Autorisation judiciaire malgré un refus - Art. 815-5
Un juge peut autoriser un indivisaire à passer seul un acte si le refus d'un autre met en péril l'intérêt commun, sauf vente contre l'usufruitier.
Un indivisaire peut être autorisé par justice à passer seul un acte pour lequel le consentement d'un coïndivisaire serait nécessaire, si le refus de celui-ci met en péril l'intérêt commun. Le juge ne peut, à la demande d'un nu-propriétaire, ordonner la vente de la pleine propriété d'un bien grevé d'usufruit contre la volonté de l'usufruitier. L'acte passé dans les conditions fixées par l'autorisation de justice est opposable à l'indivisaire dont le consentement a fait défaut.
Texte en vigueur au .
Source : Légifrance — Direction de l'information légale et administrative (DILA) (legifrance.gouv.fr), reproduit sous licence Licence Ouverte / Open Licence 2.0.
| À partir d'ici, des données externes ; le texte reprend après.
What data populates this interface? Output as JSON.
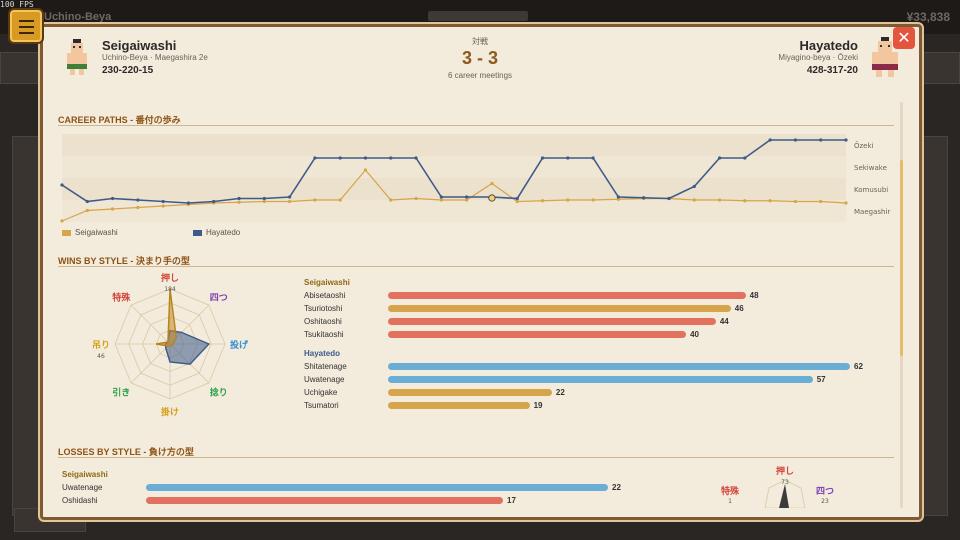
{
  "fps": "100 FPS",
  "background": {
    "stable_name": "Uchino-Beya",
    "money": "¥33,838"
  },
  "east": {
    "name": "Seigaiwashi",
    "subtitle": "Uchino-Beya · Maegashira 2e",
    "record": "230-220-15"
  },
  "west": {
    "name": "Hayatedo",
    "subtitle": "Miyagino-beya · Ōzeki",
    "record": "428-317-20"
  },
  "head_to_head": {
    "label": "対戦",
    "score": "3 - 3",
    "meetings": "6 career meetings"
  },
  "sections": {
    "career": "CAREER PATHS - 番付の歩み",
    "wins": "WINS BY STYLE - 決まり手の型",
    "losses": "LOSSES BY STYLE - 負け方の型"
  },
  "colors": {
    "east": "#d6a44a",
    "west": "#3d5a8a",
    "red": "#e2725f",
    "blue": "#6aaed6",
    "gold": "#d6a44a"
  },
  "chart_data": {
    "type": "line",
    "rank_labels": [
      "Ōzeki",
      "Sekiwake",
      "Komusubi",
      "Maegashir"
    ],
    "legend": [
      "Seigaiwashi",
      "Hayatedo"
    ],
    "series": [
      {
        "name": "Seigaiwashi",
        "ranks": [
          5.4,
          4.7,
          4.6,
          4.5,
          4.4,
          4.3,
          4.2,
          4.15,
          4.1,
          4.1,
          4.0,
          4.0,
          2.0,
          4.0,
          3.9,
          4.0,
          4.0,
          2.9,
          4.1,
          4.05,
          4.0,
          4.0,
          3.95,
          3.9,
          3.9,
          4.0,
          4.0,
          4.05,
          4.05,
          4.1,
          4.1,
          4.2
        ]
      },
      {
        "name": "Hayatedo",
        "ranks": [
          3.0,
          4.1,
          3.9,
          4.0,
          4.1,
          4.2,
          4.1,
          3.9,
          3.9,
          3.8,
          1.2,
          1.2,
          1.2,
          1.2,
          1.2,
          3.8,
          3.8,
          3.8,
          3.9,
          1.2,
          1.2,
          1.2,
          3.8,
          3.85,
          3.9,
          3.1,
          1.2,
          1.2,
          0.0,
          0.0,
          0.0,
          0.0
        ]
      }
    ],
    "highlight_index": 17
  },
  "wins": {
    "radar": {
      "axes": [
        "押し",
        "四つ",
        "投げ",
        "捻り",
        "掛け",
        "引き",
        "吊り",
        "特殊"
      ],
      "axis_values": {
        "push": "184",
        "lift": "46"
      },
      "east": [
        184,
        30,
        10,
        8,
        6,
        10,
        46,
        10
      ],
      "west": [
        45,
        55,
        130,
        95,
        60,
        20,
        15,
        10
      ],
      "max": 184
    },
    "east_label": "Seigaiwashi",
    "east_bars": [
      {
        "label": "Abisetaoshi",
        "value": 48,
        "color": "red"
      },
      {
        "label": "Tsuriotoshi",
        "value": 46,
        "color": "gold"
      },
      {
        "label": "Oshitaoshi",
        "value": 44,
        "color": "red"
      },
      {
        "label": "Tsukitaoshi",
        "value": 40,
        "color": "red"
      }
    ],
    "west_label": "Hayatedo",
    "west_bars": [
      {
        "label": "Shitatenage",
        "value": 62,
        "color": "blue"
      },
      {
        "label": "Uwatenage",
        "value": 57,
        "color": "blue"
      },
      {
        "label": "Uchigake",
        "value": 22,
        "color": "gold"
      },
      {
        "label": "Tsumatori",
        "value": 19,
        "color": "gold"
      }
    ]
  },
  "losses": {
    "east_label": "Seigaiwashi",
    "east_bars": [
      {
        "label": "Uwatenage",
        "value": 22,
        "color": "blue"
      },
      {
        "label": "Oshidashi",
        "value": 17,
        "color": "red"
      }
    ],
    "radar_labels": {
      "push": "押し",
      "special": "特殊",
      "four": "四つ"
    },
    "radar_values": {
      "push": "73",
      "special": "1",
      "four": "23"
    }
  }
}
Ce que dit l'article, en clair
Lorsqu'un bien appartient à plusieurs personnes en indivision, la réalisation de certains actes nécessite l'accord des coïndivisaires. Si l'un d'eux refuse de donner son consentement et que ce blocage met en danger l'intérêt commun de l'indivision, la justice peut autoriser un indivisaire à agir seul.
L'acte conclu avec l'autorisation du juge s'impose à l'indivisaire qui s'y opposait. Cependant, cette règle connaît une limite stricte : un nu-propriétaire ne peut pas obtenir du juge la vente forcée de la pleine propriété d'un bien si l'usufruitier s'y oppose.
Quand il s'applique
- Un coïndivisaire refuse sans motif de signer le renouvellement d'un bail, risquant d'entraîner la perte des loyers pour l'indivision.
- Un membre de l'indivision bloque la vente d'un bien immobilier dégradé alors que l'indivision n'a pas les moyens de financer les travaux indispensables.
- Un indivisaire s'oppose à la conclusion d'un contrat nécessaire à la sauvegarde ou à la gestion courante d'un patrimoine indivis.
Ce que cet article ne dit pas
- La demande d'un nu-propriétaire visant à vendre la pleine propriété d'un bien contre la volonté de l'usufruitier.
- L'obtention de mesures d'urgence ou de conservation indispensables sur les biens indivis.
- La vente autorisée à la majorité des deux tiers des droits indivis sans justification d'un péril pour l'intérêt commun.